I'm being swayed to the idea that nowsp might open up some
non-trivial security holes. Some background:
We chose nowsp as a canonicalization algorithm that would survive
arbitrary wrapping in the belief that this was not particularly
uncommon. In particular, many MUAs today seem to ignore the 1000
octet line-limit, and to have them fail DKIM verification seems like
a bad thing. Ignoring arbitrary white space allows arbitrary
wrapping, assuming that no escape characters are added, but appears
to create other problems.
I'm especially concerned that this may not be limited to some sort of
interaction with l=. I have no obvious example, but the fact that
internal MIME headers convey semantics that are based on line
boundaries concerns me greatly.
Ignoring Goldilocks, Pollyanna, or even Dr. Pangloss, I think we can
do better here, even if it means condemning some innocent messages
into spam purgatory. In particular, I think I've been convinced that
line wraps do, in many important circumstances, have semantic
meaning. I'm still not convinced about spaces vs. tabs --- I think
we need more data to see if such changes actually occur in the wild
in any significant way.
In short, I'm inclined to support Earl Hood's "minwsp" algorithm,
perhaps modulo the tab vs. spaces problem.
eric
--On July 20, 2005 10:05:47 AM +0200 Thomas Roessler <tlr(_at_)w3(_dot_)org>
wrote:
nowsp, when combined with the length parameter, can enable attackers
to completely replace the e-mail content displayed by mail user
agents, without invalidating the DKIM signature.

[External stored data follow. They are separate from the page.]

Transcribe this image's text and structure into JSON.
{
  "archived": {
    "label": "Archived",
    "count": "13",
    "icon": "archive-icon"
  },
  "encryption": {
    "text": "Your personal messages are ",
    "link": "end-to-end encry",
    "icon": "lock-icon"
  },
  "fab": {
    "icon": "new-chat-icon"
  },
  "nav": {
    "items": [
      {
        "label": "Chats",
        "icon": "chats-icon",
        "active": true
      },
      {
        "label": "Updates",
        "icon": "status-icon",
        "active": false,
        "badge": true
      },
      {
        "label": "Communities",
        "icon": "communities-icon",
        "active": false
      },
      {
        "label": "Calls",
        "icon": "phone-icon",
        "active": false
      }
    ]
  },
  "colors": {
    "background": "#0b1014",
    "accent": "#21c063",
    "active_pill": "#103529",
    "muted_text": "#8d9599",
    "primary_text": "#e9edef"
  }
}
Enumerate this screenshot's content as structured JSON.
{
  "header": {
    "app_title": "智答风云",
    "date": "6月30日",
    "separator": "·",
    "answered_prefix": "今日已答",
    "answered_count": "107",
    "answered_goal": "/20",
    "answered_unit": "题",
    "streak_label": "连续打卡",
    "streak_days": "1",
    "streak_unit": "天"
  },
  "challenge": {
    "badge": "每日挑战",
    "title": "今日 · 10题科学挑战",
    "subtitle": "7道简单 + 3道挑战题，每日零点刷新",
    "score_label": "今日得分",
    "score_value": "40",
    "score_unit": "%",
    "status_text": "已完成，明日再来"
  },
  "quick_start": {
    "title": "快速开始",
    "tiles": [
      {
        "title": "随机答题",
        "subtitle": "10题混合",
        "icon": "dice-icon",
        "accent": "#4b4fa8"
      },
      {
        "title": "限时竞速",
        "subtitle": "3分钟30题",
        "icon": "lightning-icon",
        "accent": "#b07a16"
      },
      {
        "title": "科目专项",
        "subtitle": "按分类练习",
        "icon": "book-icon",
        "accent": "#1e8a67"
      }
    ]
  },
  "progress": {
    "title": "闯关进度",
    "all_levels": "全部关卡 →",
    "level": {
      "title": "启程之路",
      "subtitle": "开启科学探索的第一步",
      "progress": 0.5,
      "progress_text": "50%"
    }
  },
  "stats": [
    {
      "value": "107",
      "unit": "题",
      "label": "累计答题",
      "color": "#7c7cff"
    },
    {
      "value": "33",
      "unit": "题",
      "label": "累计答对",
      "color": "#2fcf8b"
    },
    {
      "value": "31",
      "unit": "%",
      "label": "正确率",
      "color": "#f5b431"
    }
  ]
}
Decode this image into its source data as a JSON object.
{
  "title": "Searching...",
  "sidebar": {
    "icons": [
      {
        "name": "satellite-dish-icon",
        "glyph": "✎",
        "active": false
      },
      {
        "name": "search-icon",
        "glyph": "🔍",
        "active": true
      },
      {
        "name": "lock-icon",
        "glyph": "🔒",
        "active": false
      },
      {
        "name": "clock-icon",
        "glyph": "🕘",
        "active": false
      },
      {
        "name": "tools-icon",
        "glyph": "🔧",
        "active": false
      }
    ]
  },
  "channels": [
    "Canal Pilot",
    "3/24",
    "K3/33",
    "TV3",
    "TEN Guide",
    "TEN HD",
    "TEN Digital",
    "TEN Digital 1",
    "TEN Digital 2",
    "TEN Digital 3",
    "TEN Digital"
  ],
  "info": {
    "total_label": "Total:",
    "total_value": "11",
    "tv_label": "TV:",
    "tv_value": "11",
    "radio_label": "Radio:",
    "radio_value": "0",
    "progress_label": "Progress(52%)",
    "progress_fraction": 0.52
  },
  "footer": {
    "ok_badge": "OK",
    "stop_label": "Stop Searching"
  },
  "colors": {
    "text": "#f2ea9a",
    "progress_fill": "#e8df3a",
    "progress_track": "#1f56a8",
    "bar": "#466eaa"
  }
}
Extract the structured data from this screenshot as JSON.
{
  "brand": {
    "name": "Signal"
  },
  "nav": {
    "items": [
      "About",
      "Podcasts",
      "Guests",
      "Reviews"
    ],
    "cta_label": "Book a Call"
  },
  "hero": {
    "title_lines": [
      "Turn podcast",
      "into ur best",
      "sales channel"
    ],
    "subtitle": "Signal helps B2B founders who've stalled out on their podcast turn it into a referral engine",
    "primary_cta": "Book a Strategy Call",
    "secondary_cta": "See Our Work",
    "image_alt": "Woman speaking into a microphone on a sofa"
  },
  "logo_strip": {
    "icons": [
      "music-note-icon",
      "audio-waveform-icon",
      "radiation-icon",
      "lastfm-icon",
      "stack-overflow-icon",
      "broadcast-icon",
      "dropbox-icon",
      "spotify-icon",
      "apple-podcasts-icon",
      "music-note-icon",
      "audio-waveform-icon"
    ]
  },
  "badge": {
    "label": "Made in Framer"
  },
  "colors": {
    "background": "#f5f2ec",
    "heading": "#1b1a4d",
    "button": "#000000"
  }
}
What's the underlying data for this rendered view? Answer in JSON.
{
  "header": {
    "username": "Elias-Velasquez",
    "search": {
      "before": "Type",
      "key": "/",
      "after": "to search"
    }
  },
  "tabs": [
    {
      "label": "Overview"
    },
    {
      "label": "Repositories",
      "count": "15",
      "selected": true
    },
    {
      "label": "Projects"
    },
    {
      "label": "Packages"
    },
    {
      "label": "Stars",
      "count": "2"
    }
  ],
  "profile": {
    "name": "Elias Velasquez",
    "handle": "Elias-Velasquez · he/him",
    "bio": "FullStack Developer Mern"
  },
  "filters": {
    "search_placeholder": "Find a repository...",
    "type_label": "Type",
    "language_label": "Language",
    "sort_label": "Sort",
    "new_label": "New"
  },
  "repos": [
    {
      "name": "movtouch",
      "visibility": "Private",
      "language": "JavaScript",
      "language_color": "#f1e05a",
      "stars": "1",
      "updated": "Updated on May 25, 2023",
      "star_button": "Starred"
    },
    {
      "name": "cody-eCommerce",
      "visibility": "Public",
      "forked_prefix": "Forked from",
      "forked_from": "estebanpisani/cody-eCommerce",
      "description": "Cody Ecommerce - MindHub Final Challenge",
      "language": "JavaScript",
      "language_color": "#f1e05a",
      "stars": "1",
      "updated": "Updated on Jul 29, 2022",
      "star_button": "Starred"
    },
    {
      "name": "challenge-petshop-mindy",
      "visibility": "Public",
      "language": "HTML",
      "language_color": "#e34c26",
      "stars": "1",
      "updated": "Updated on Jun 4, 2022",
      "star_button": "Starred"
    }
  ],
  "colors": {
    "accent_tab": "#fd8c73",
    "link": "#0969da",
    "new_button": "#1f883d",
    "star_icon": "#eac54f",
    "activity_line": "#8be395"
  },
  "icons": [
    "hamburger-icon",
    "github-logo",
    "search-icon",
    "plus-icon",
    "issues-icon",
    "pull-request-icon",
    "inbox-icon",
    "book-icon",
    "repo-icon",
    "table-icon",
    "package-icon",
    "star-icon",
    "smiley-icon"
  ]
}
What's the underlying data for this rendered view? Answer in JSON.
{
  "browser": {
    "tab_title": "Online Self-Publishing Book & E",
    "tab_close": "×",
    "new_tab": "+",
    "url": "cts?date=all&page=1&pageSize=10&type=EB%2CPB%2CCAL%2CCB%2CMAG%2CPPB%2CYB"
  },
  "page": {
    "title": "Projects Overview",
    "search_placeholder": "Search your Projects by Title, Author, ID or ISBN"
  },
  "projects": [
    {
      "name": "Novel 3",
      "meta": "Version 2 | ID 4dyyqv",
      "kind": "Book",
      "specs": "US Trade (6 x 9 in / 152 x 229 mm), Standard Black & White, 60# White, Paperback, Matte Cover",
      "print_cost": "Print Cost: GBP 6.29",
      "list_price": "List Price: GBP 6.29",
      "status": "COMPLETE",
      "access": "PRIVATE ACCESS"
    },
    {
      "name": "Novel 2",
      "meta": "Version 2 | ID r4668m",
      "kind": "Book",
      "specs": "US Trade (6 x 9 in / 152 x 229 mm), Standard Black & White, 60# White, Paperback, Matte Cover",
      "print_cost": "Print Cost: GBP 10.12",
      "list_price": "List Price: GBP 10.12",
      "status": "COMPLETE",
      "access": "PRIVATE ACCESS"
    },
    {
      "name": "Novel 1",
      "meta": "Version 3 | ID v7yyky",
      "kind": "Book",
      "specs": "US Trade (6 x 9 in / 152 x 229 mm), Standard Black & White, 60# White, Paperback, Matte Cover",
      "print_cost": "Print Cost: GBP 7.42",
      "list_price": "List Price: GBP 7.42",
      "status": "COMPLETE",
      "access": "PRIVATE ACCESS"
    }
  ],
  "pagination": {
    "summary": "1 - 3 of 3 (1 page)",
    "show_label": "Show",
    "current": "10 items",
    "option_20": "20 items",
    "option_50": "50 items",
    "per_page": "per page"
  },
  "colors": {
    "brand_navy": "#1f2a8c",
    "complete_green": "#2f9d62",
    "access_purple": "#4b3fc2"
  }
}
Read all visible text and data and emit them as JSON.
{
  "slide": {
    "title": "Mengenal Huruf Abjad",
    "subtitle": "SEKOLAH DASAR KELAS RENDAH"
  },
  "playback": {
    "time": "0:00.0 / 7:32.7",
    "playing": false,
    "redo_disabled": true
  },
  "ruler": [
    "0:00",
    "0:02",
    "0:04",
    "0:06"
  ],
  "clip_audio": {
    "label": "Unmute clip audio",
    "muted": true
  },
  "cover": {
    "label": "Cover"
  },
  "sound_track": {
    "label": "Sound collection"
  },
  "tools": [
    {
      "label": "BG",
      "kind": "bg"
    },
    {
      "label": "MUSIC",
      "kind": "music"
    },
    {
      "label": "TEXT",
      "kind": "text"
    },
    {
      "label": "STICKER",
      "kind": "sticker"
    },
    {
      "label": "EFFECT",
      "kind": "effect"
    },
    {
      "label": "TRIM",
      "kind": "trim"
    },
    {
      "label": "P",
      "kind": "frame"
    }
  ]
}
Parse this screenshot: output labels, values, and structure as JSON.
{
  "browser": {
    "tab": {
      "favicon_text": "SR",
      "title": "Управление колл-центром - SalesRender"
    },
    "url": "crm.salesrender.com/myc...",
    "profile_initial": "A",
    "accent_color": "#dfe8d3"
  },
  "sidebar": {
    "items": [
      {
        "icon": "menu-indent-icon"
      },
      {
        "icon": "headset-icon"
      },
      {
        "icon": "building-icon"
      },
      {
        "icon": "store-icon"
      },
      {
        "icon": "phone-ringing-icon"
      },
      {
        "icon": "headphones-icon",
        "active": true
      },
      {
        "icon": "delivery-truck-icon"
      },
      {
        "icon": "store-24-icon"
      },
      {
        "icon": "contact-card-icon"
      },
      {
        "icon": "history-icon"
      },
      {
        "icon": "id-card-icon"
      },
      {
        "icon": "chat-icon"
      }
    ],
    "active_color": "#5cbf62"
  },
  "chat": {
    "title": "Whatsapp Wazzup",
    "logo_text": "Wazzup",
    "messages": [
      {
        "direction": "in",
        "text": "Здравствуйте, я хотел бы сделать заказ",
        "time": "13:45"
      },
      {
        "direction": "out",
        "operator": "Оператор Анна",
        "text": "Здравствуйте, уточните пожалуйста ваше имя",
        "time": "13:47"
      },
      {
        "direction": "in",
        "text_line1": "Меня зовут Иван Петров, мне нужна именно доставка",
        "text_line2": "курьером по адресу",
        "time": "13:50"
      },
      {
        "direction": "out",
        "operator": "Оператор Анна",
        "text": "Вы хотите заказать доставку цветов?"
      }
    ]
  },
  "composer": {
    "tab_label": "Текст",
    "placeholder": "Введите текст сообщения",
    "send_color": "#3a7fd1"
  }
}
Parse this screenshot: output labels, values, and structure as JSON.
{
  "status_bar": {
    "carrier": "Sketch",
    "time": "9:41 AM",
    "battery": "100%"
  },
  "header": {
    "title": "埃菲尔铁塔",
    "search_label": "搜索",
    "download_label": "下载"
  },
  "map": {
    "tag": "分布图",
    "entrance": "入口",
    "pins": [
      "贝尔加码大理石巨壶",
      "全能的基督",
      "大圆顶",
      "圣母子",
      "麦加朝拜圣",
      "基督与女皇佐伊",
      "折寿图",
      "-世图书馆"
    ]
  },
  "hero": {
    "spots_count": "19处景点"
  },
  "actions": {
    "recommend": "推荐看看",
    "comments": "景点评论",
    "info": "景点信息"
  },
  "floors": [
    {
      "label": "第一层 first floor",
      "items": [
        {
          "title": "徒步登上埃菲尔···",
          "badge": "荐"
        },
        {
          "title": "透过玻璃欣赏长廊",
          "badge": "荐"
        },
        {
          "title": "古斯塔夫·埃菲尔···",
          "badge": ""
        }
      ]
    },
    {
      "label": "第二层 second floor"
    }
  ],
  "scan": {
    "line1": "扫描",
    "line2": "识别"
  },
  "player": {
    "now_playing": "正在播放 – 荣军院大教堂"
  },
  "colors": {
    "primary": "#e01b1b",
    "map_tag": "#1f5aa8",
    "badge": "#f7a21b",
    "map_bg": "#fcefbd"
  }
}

Consider a message that has a multipart/mixed as its top level body
part, with boundary parameter "foobar", and which is fully signed,
with a length parameter (l=) that ensures that the signature
includes the final delimiter line.
The body of this message could, for example, look like this:
|--foobar
|Content-Type: text/plain
|
|nowsp, when combined with the length parameter, ...
|
|--foobar--
Anything before the initial "--foobar" is ignored, as is anything
after the final "--foobar--".
nowsp means that we can freely move line breaks or space characters
without invalidating the signature. Let's do that.
|--foo
|barContent-Type: text/plain
|nowsp, when combined with the length parameter, ...
|
|--foo
|bar--
This message is, for all intents and purposes, the same as the
original one -- at least, as far as DKIM is concerned. In terms of
MIME, we have just removed any occurence of multipart delimiters.
Use of the length parameter means that the attacker can freely add
content.
Let's do that now:
|--foo
|barContent-Type: text/plain
|nowsp, when combined with the length parameter, ...
|
|--foo
|bar--
--> +
+--foobar
+Content-Type: text/plain
+
+nowsp, when combined with the length parameter, solves
+all e-mail security problems.
+
+--foobar--
The material before the "-->" is called the preamble of the
multipart, and MUST be ignored according to RFC 2046. It's the
signed material. Everything behind the "-->" is what's really
displayed. It's what the attacker added.
This problem should be solved on the level of the canonicalization
mechanism, not on the level of maybe displaying appended material
differently.
Note that, even without the length parameter, messages can be
corrupted heavily (to the extent of not being displayed at all) by
moving around whitespace, and still be displayed as signed. That
could open up the way for what may be an attack against DKIM
deployment: What happens when people start receiving tons of
meaningless e-mails, all of which are DKIM-signed by their bank?
Also, will they continue to take the mecahnism seriously when they
get tons of messages, signed by their bank, with all the content
colored "insecure"?
The lesson here is that it's not enough to think of the semantics of
an e-mail body in terms of a human being staring at garbled
text/plain: Rather, whatever canonicalization method is going to be
used by DKIM ought to protect semantics of full MIME parts,
including multipart delimiter lines and individual bodies' headers.
Everything else (including the "we don't care about bodies'
semantics, this is header signing" school of thought) is a recipe
for more issues like the one described above.
Regards,